Il direttore editoriale Alessio Aringoli, insieme al comitato di redazione, presenterà il nuovo corso della casa editrice a Roma, alla Biblioteca del Senato, in Piazza della Minerva 38, il prossimo 24 giugno: “Libri per scuotere il Paese, dice Aringoli, per essere presenti con i documenti, gli studi, le ricerche, le inchieste per la tutela dei diritti e contro ogni illegalità. Noi miriamo a un rinnovamento dei contenuti e dell’organizzazione della casa editrice, puntando sui giovani e sull’utilizzo adeguato di tutti i nuovi mezzi di comunicazione, oltre che ad innovazioni nella struttura promozionale, commerciale e distributiva dell’editoria”.

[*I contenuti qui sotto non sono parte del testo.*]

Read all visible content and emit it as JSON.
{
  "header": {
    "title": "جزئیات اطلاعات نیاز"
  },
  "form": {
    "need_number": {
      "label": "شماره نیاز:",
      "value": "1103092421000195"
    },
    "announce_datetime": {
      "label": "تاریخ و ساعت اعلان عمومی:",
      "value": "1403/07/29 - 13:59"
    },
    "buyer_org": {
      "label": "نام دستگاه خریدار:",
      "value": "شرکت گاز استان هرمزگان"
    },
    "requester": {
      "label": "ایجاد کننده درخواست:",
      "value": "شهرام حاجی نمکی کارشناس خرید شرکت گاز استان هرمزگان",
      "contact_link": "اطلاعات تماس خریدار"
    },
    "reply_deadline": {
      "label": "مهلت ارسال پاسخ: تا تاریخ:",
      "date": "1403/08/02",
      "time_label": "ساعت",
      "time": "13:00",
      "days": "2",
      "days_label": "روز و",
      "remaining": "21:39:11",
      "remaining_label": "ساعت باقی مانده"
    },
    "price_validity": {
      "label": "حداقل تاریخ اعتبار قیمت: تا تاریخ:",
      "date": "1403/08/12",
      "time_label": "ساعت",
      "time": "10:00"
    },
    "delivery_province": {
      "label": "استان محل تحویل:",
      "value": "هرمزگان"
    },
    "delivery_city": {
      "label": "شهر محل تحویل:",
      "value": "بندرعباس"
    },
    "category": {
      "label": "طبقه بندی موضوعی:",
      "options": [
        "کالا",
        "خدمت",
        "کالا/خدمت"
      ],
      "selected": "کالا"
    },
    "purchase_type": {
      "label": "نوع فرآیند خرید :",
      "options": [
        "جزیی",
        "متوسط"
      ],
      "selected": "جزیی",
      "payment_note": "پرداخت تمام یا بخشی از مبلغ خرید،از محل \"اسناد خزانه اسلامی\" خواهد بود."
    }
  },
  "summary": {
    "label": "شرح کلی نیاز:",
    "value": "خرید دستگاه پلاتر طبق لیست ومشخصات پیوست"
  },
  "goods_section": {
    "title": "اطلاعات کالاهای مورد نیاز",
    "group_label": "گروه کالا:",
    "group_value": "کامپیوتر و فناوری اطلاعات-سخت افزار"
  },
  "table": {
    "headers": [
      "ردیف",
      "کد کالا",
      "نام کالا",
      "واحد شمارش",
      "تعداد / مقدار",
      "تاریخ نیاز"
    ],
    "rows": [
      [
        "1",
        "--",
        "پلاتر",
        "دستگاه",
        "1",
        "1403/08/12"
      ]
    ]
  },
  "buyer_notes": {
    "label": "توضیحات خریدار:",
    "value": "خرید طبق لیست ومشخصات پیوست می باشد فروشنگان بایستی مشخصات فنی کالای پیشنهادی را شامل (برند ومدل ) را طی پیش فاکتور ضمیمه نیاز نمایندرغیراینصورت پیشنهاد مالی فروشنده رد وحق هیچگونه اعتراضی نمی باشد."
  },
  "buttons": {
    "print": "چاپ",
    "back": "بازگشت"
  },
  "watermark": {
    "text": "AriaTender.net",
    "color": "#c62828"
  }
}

La rinascita degli Editori Riuniti parte proponendo due inchieste, la prima di Marco Travaglio e Vauro sul terremoto che ha colpito l'Abruzzo, la seconda firmata dal magistrato Mario Alberighi. Tra le altre iniziative che Editori Riuniti preannuncia per il suo ritorno c'è anche una rivista semestrale, intitolata Letteraria, il cui indice, disponibile sul sito della casa editrice sembra essere molto interessante.